Teams from around the world met in the Hall of Champions at Kyle Field to present their ideas to engineering faculty, industry leaders and designers from SpaceX in the hope that their design would be chosen to receive funding to build their pods for the world’s first ever hyperloop test track. For the first day of the competition, teams and judges had the hall to themselves. The vast auditorium buzzed with nervous excitement as the teams set up their booths and prepared to present their designs to the judges. Flight simulators, technology demonstrations, and virtual reality simulations all added to the perception that we were on the cutting edge of innovation.
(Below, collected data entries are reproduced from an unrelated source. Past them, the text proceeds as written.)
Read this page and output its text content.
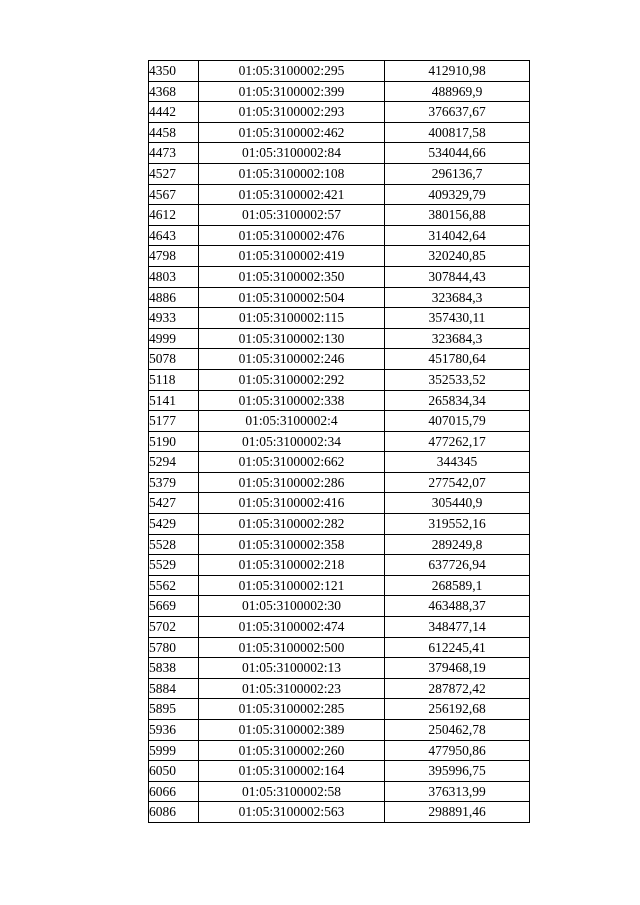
4350	01:05:3100002:295	412910,98
4368	01:05:3100002:399	488969,9
4442	01:05:3100002:293	376637,67
4458	01:05:3100002:462	400817,58
4473	01:05:3100002:84	534044,66
4527	01:05:3100002:108	296136,7
4567	01:05:3100002:421	409329,79
4612	01:05:3100002:57	380156,88
4643	01:05:3100002:476	314042,64
4798	01:05:3100002:419	320240,85
4803	01:05:3100002:350	307844,43
4886	01:05:3100002:504	323684,3
4933	01:05:3100002:115	357430,11
4999	01:05:3100002:130	323684,3
5078	01:05:3100002:246	451780,64
5118	01:05:3100002:292	352533,52
5141	01:05:3100002:338	265834,34
5177	01:05:3100002:4	407015,79
5190	01:05:3100002:34	477262,17
5294	01:05:3100002:662	344345
5379	01:05:3100002:286	277542,07
5427	01:05:3100002:416	305440,9
5429	01:05:3100002:282	319552,16
5528	01:05:3100002:358	289249,8
5529	01:05:3100002:218	637726,94
5562	01:05:3100002:121	268589,1
5669	01:05:3100002:30	463488,37
5702	01:05:3100002:474	348477,14
5780	01:05:3100002:500	612245,41
5838	01:05:3100002:13	379468,19
5884	01:05:3100002:23	287872,42
5895	01:05:3100002:285	256192,68
5936	01:05:3100002:389	250462,78
5999	01:05:3100002:260	477950,86
6050	01:05:3100002:164	395996,75
6066	01:05:3100002:58	376313,99
6086	01:05:3100002:563	298891,46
Our booth had a big blue backdrop with “HyperWhoop” splashed across the top and a hole in the center through which a flat-screen monitor displayed a video showcasing our design. Our team members took turns talking to visitors at our station and browsing stations of the other teams. After months of secrecy, it was wonderful to talk with engineers around the world about how they had approached certain challenges and discuss our different visions for the technology. Our team’s presentation went well, after which we were able to enjoy the best part—showing our work to the public!

On the second day of the competition, the Hall of Champions was opened to the public. Adults, children, students and engineers flooded the auditorium, and we were excited to share our enthusiasm and ideas with them. The finale of the competition was the awards ceremony. HyperWhoop did not receive an award, but my fellow Fightin’ Texas Aggie aerospace engineers on a senior design team won two awards and will be moving forward to build their pod! “And now,” said the presenter once the awards had been distributed, “We know that many of you have been asking if Elon Musk would come today. Ladies and gentlemen, I believe we can answer that question.” The crowd erupted into cheers, and I was among the very loudest! After the pandemonium died down, Musk spent several minutes taking questions from the teams. He finished by saying, “I think the work you guys are doing is going to blow people’s minds.” 

A few hours later as we packed up our booth, HyperWhoop team members were already talking about what our next project should be now that the Hyperloop Pod Design Competition was over. We may not have won this time, but with resources like the EIC and the support that the College of Engineering gives its students, another adventure is always right around the corner.